Who are these jihadists, what are their numbers and clout if their agenda clashes with the MB whose numbers and clout far outweigh any other single group.
Why would Siniora's gov't risk throwing their weight behind such a marginalized miniscule group? Has Hersh's analysis "nose dived" on this front as well?
This is of course all conjecture/speculation on my part as well.
Siniora's govt. is a coalition of rightwing (in some cases neo-fascist in leaning) Christian groupings and Sunni backed by Saudi Arabia. If they are turning a blind eye to jihadi groups, it is only the same as Western backing for the Mujahideen in Afghanistan - my enemy's enemy is my friend. This is shortsighted of course, but they don't have so many cards to play. They are also turning a blind eye to the rearming of some of the notorious Christian militias, particularly seeing that it Hairi jr. that got Geagea out of jail.
The Muslim Brotherhood (and we're talking Egypt here as they are the original and most important) is a political party looking for mass support. They smelt the way the wind was blowing last summer, weighed the cost of annoying the Mubarak regime (more repression, but with Washington backing rapidly away from its democratisation policy they perhaps didn't have much to lose) against the clear sympathy of the majority of Egyptian population for Hezbollah, and chucked their lot in with what looked like the winning team.

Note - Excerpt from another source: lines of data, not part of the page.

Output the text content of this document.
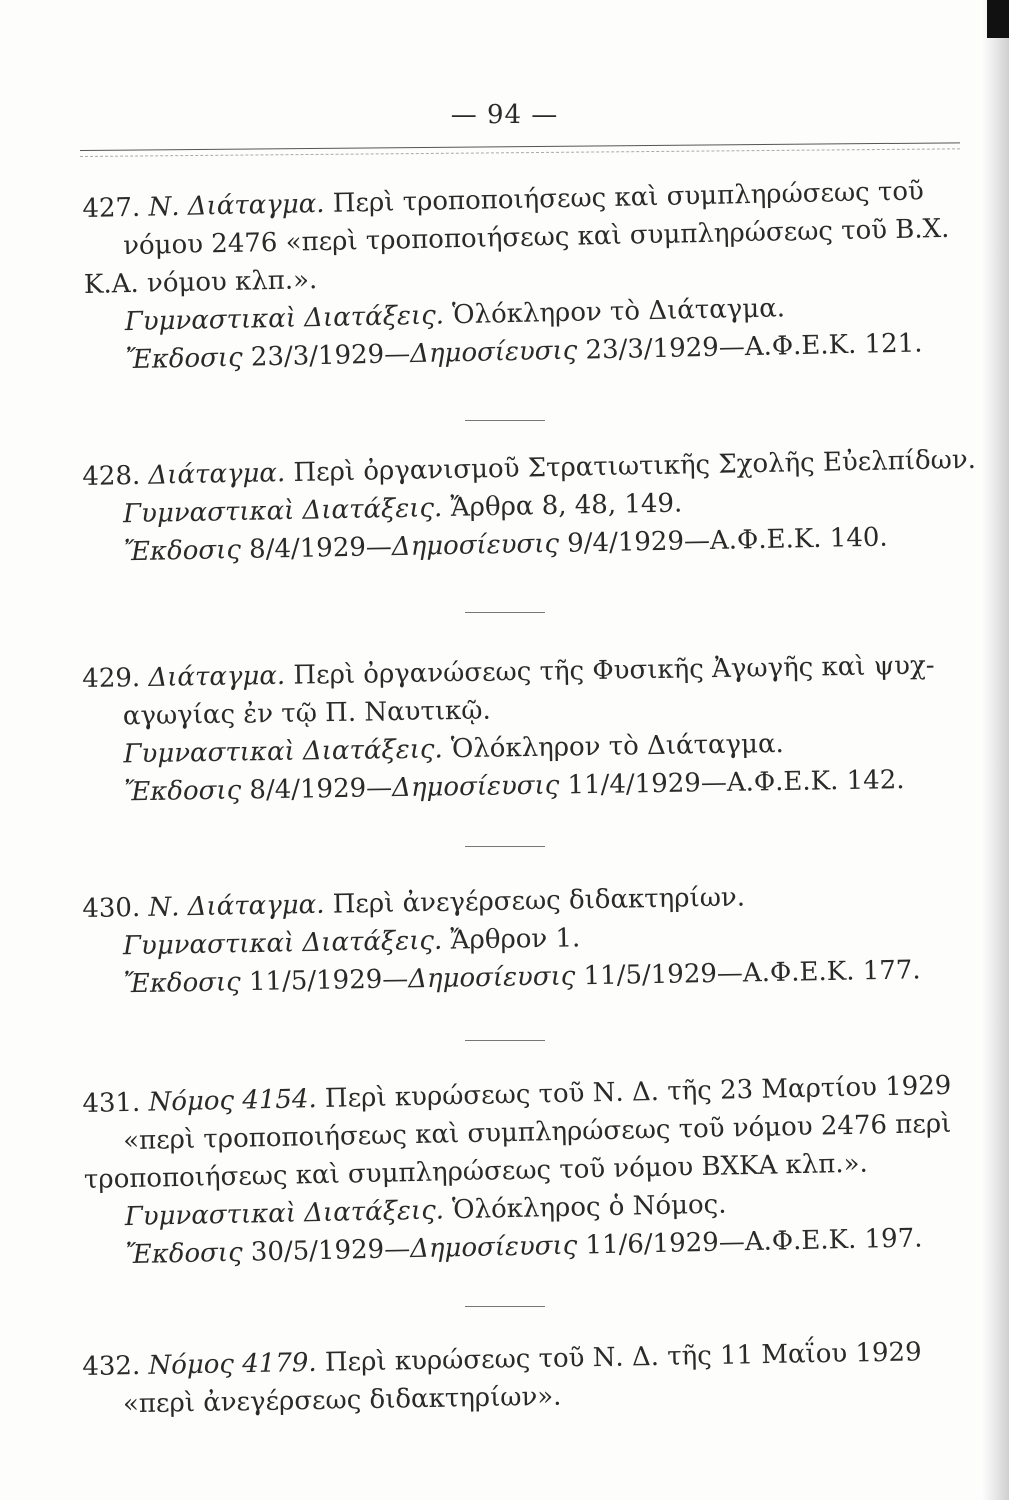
— 94 —
427. Ν. Διάταγμα. Περὶ τροποποιήσεως καὶ συμπληρώσεως τοῦ
νόμου 2476 «περὶ τροποποιήσεως καὶ συμπληρώσεως τοῦ Β.Χ.
Κ.Α. νόμου κλπ.».
Γυμναστικαὶ Διατάξεις. Ὁλόκληρον τὸ Διάταγμα.
Ἔκδοσις 23/3/1929—Δημοσίευσις 23/3/1929—Α.Φ.Ε.Κ. 121.
428. Διάταγμα. Περὶ ὀργανισμοῦ Στρατιωτικῆς Σχολῆς Εὐελπίδων.
Γυμναστικαὶ Διατάξεις. Ἄρθρα 8, 48, 149.
Ἔκδοσις 8/4/1929—Δημοσίευσις 9/4/1929—Α.Φ.Ε.Κ. 140.
429. Διάταγμα. Περὶ ὀργανώσεως τῆς Φυσικῆς Ἀγωγῆς καὶ ψυχ-
αγωγίας ἐν τῷ Π. Ναυτικῷ.
Γυμναστικαὶ Διατάξεις. Ὁλόκληρον τὸ Διάταγμα.
Ἔκδοσις 8/4/1929—Δημοσίευσις 11/4/1929—Α.Φ.Ε.Κ. 142.
430. Ν. Διάταγμα. Περὶ ἀνεγέρσεως διδακτηρίων.
Γυμναστικαὶ Διατάξεις. Ἄρθρον 1.
Ἔκδοσις 11/5/1929—Δημοσίευσις 11/5/1929—Α.Φ.Ε.Κ. 177.
431. Νόμος 4154. Περὶ κυρώσεως τοῦ Ν. Δ. τῆς 23 Μαρτίου 1929
«περὶ τροποποιήσεως καὶ συμπληρώσεως τοῦ νόμου 2476 περὶ
τροποποιήσεως καὶ συμπληρώσεως τοῦ νόμου ΒΧΚΑ κλπ.».
Γυμναστικαὶ Διατάξεις. Ὁλόκληρος ὁ Νόμος.
Ἔκδοσις 30/5/1929—Δημοσίευσις 11/6/1929—Α.Φ.Ε.Κ. 197.
432. Νόμος 4179. Περὶ κυρώσεως τοῦ Ν. Δ. τῆς 11 Μαΐου 1929
«περὶ ἀνεγέρσεως διδακτηρίων».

I don't think its anything more than the MB counting votes. Cynical perhaps, but not sinister - that's what political parties do. Reuven probably has a point on a flexible, secular (or at least non-denominational) section of Khomeini's ideology, but there is also a significant push factor as well on political Islamists towards Iran. This is simply that their own governments - what Washington is calling the "moderate Muslim states" - keep repressing them, and siding in their eyes with the US and Israel against Iran. Iran/Hezbollah end up being seen as the only people standing up for the Ummah.